Oswald, supporting himself on the helm, his eyes fixed on the waves, was apparently calm, for his pride, united to his timidity, would scarcely ever permit him to discover, even to his friends, what he felt; but he was internally racked with the most painful emotions.
He brought to mind the time when the sight of the sea animated his youth with the desire of plunging into her waves, and measuring his force against her's.--"Why," said he to himself, with the most bitter regret, "why do I yield so unremittingly to reflection?
How many pleasures are there in active life, in those exercises which make us feel the energy of existence?
Death itself then appears but an event, perhaps glorious, at least sudden, and not preceded by decline.

But that death which comes without having been sought by courage, that death of darkness which steals from you in the night all that you hold most dear, which despises your lamentations, repulses your embrace, and pitilessly, opposes to you the eternal laws of nature and of time! such a death inspires a sort of contempt for human destiny, for the impotence of grief, for all those vain efforts that dash and break themselves upon the rock of necessity." Such were the sentiments that tormented Oswald; and what particularly characterised his unhappy situation, was the vivacity of youth united to thoughts of another age.

He entered into those ideas which he conceived must have occupied his father's mind in the last moments of his life; and he carried the ardour of twenty-five into the melancholy reflections of old age.
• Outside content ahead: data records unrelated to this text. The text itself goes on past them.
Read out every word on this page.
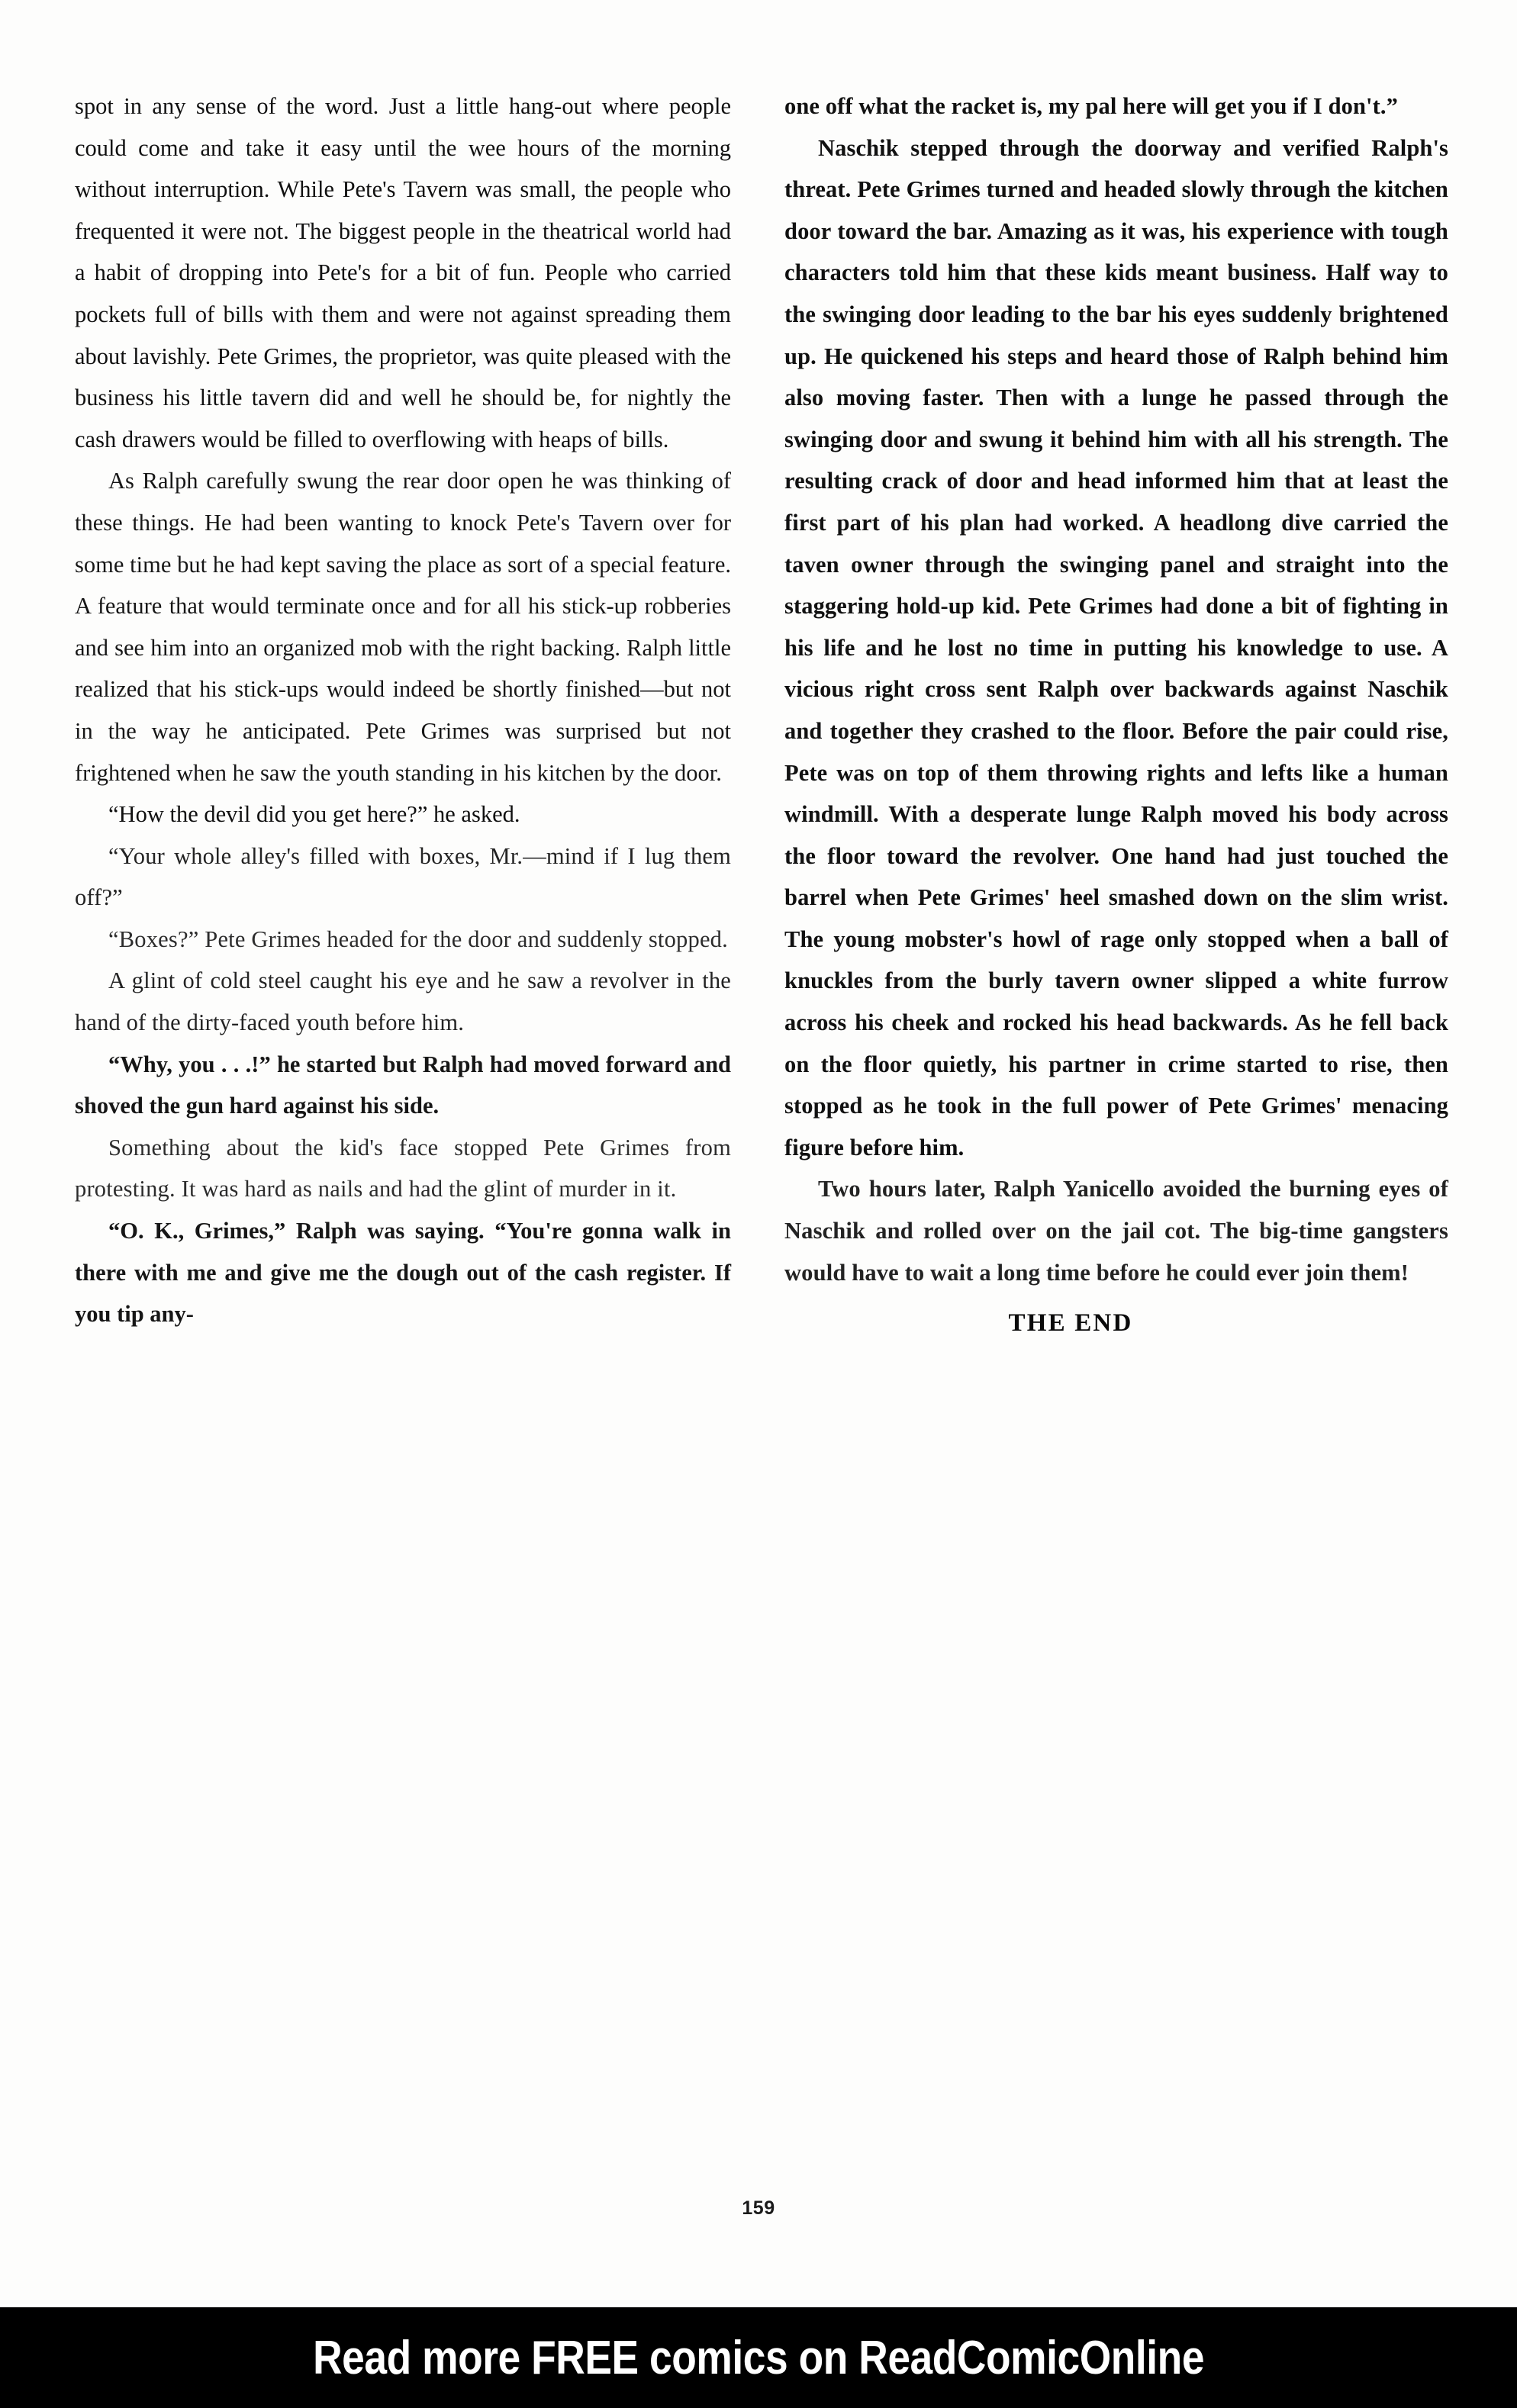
spot in any sense of the word. Just a little hang-out where people could come and take it easy until the wee hours of the morning without interruption. While Pete's Tavern was small, the people who frequented it were not. The biggest people in the theatrical world had a habit of dropping into Pete's for a bit of fun. People who carried pockets full of bills with them and were not against spreading them about lavishly. Pete Grimes, the proprietor, was quite pleased with the business his little tavern did and well he should be, for nightly the cash drawers would be filled to overflowing with heaps of bills.

As Ralph carefully swung the rear door open he was thinking of these things. He had been wanting to knock Pete's Tavern over for some time but he had kept saving the place as sort of a special feature. A feature that would terminate once and for all his stick-up robberies and see him into an organized mob with the right backing. Ralph little realized that his stick-ups would indeed be shortly finished—but not in the way he anticipated. Pete Grimes was surprised but not frightened when he saw the youth standing in his kitchen by the door.

“How the devil did you get here?” he asked.

“Your whole alley's filled with boxes, Mr.—mind if I lug them off?”

“Boxes?” Pete Grimes headed for the door and suddenly stopped.

A glint of cold steel caught his eye and he saw a revolver in the hand of the dirty-faced youth before him.

“Why, you . . .!” he started but Ralph had moved forward and shoved the gun hard against his side.

Something about the kid's face stopped Pete Grimes from protesting. It was hard as nails and had the glint of murder in it.

“O. K., Grimes,” Ralph was saying. “You're gonna walk in there with me and give me the dough out of the cash register. If you tip any-

one off what the racket is, my pal here will get you if I don't.”

Naschik stepped through the doorway and verified Ralph's threat. Pete Grimes turned and headed slowly through the kitchen door toward the bar. Amazing as it was, his experience with tough characters told him that these kids meant business. Half way to the swinging door leading to the bar his eyes suddenly brightened up. He quickened his steps and heard those of Ralph behind him also moving faster. Then with a lunge he passed through the swinging door and swung it behind him with all his strength. The resulting crack of door and head informed him that at least the first part of his plan had worked. A headlong dive carried the taven owner through the swinging panel and straight into the staggering hold-up kid. Pete Grimes had done a bit of fighting in his life and he lost no time in putting his knowledge to use. A vicious right cross sent Ralph over backwards against Naschik and together they crashed to the floor. Before the pair could rise, Pete was on top of them throwing rights and lefts like a human windmill. With a desperate lunge Ralph moved his body across the floor toward the revolver. One hand had just touched the barrel when Pete Grimes' heel smashed down on the slim wrist. The young mobster's howl of rage only stopped when a ball of knuckles from the burly tavern owner slipped a white furrow across his cheek and rocked his head backwards. As he fell back on the floor quietly, his partner in crime started to rise, then stopped as he took in the full power of Pete Grimes' menacing figure before him.

Two hours later, Ralph Yanicello avoided the burning eyes of Naschik and rolled over on the jail cot. The big-time gangsters would have to wait a long time before he could ever join them!

THE END
159
Read more FREE comics on ReadComicOnline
He was weary of every thing, and yet still regretted happiness, as if her illusions were still within his grasp.
This contrast, quite in hostility with the ordinance of nature, which gives uniformity and graduation to the natural course of things, threw the soul of Oswald into disorder; but his manners always possessed considerable sweetness and harmony, and his sadness, far from souring his temper, only inspired him with more condescension and goodness towards others.
Two or three times during the passage from Harwich to Empden the sea put on the appearance of approaching storm; Lord Nelville counselled the sailors, restored confidence to the passengers, and when he himself assisted in working the ship, when he took for a moment the place of the steersman, there was in all he did, a skill and a power which could not be considered as merely the effect of the agility of the body,--there was soul in all that he did.
On his quitting the vessel all the crew crowded around Oswald to take leave of him; they all thanked him for a thousand little services which he had rendered them during the voyage, and which he no longer remembered.